To: Interested Parties
From: Americans for Financial Reform
Re: GOP Alternative to S. 3217
Date: April 28, 2010
For nearly a year, both parties in Congress have been debating the direction of financial reform. Ever since the bill moved to the final stages of Senate deliberations, however, opponents of reform have had a hard time choosing a line of attack. Is it too tough on banks and Wall Street (“stifling innovation”), or not tough enough (“a bailout bill”)? We finally have an answer. Yesterday, the united Republican opposition delivered a summary of their alternative.
The Republican financial reform summary exposes that the bill’s opponents are not actually as concerned with the resolution authority mechanisms in the bill—their “bailout” canard—as they are with weakening tough bank regulations and stripping investor and consumer protections from the Dodd bill.
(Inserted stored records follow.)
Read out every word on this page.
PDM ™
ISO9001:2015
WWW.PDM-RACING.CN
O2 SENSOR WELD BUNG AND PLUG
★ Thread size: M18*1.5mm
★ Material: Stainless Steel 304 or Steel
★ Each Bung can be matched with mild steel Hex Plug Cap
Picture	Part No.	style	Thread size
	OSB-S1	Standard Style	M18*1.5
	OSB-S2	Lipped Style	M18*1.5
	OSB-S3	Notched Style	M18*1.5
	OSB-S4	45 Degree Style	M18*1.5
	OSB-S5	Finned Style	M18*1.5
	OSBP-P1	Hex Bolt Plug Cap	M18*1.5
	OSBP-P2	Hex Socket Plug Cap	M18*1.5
The architecture of the Dodd bill is followed but essential parts are watered-down in an attempt to maintain the status quo, which will benefit bankers on Wall Street at the expense of consumers and small businesses on Main Street.
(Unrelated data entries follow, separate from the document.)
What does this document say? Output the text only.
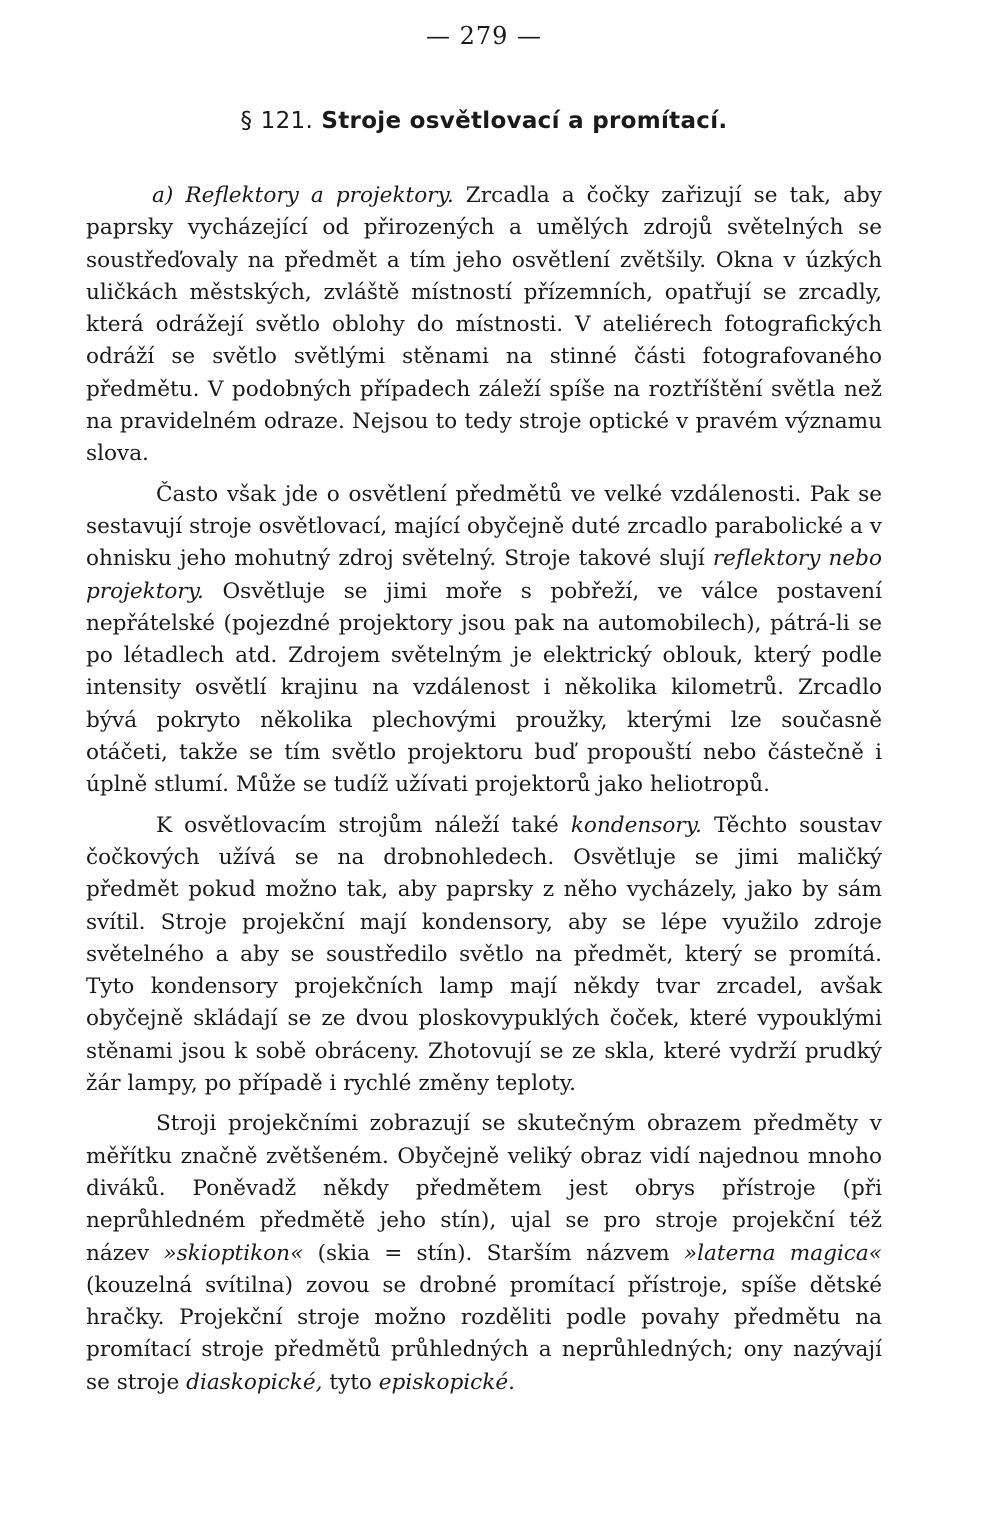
— 279 —
§ 121. Stroje osvětlovací a promítací.

a) Reflektory a projektory. Zrcadla a čočky zařizují se tak, aby paprsky vycházející od přirozených a umělých zdrojů světelných se soustřeďovaly na předmět a tím jeho osvětlení zvětšily. Okna v úzkých uličkách městských, zvláště místností přízemních, opatřují se zrcadly, která odrážejí světlo oblohy do místnosti. V ateliérech fotografických odráží se světlo světlými stěnami na stinné části fotografovaného předmětu. V podobných případech záleží spíše na roztříštění světla než na pravidelném odraze. Nejsou to tedy stroje optické v pravém významu slova.

Často však jde o osvětlení předmětů ve velké vzdálenosti. Pak se sestavují stroje osvětlovací, mající obyčejně duté zrcadlo parabolické a v ohnisku jeho mohutný zdroj světelný. Stroje takové slují reflektory nebo projektory. Osvětluje se jimi moře s pobřeží, ve válce postavení nepřátelské (pojezdné projektory jsou pak na automobilech), pátrá-li se po létadlech atd. Zdrojem světelným je elektrický oblouk, který podle intensity osvětlí krajinu na vzdálenost i několika kilometrů. Zrcadlo bývá pokryto několika plechovými proužky, kterými lze současně otáčeti, takže se tím světlo projektoru buď propouští nebo částečně i úplně stlumí. Může se tudíž užívati projektorů jako heliotropů.

K osvětlovacím strojům náleží také kondensory. Těchto soustav čočkových užívá se na drobnohledech. Osvětluje se jimi maličký předmět pokud možno tak, aby paprsky z něho vycházely, jako by sám svítil. Stroje projekční mají kondensory, aby se lépe využilo zdroje světelného a aby se soustředilo světlo na předmět, který se promítá. Tyto kondensory projekčních lamp mají někdy tvar zrcadel, avšak obyčejně skládají se ze dvou ploskovypuklých čoček, které vypouklými stěnami jsou k sobě obráceny. Zhotovují se ze skla, které vydrží prudký žár lampy, po případě i rychlé změny teploty.

Stroji projekčními zobrazují se skutečným obrazem předměty v měřítku značně zvětšeném. Obyčejně veliký obraz vidí najednou mnoho diváků. Poněvadž někdy předmětem jest obrys přístroje (při neprůhledném předmětě jeho stín), ujal se pro stroje projekční též název »skioptikon« (skia = stín). Starším názvem »laterna magica« (kouzelná svítilna) zovou se drobné promítací přístroje, spíše dětské hračky. Projekční stroje možno rozděliti podle povahy předmětu na promítací stroje předmětů průhledných a neprůhledných; ony nazývají se stroje diaskopické, tyto episkopické.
The Republican summary follows the lead of the Dodd bill in creating an early warning system, a resolution mechanism, a consumer protection agency, enhanced investor protections, and derivatives regulations. While there may be broad agreement in principle, the teeth of the Dodd bill are necessary to hold big banks accountable, protect consumers and put the regulations in place to prevent the Wall Street abuses that led to the economic crisis.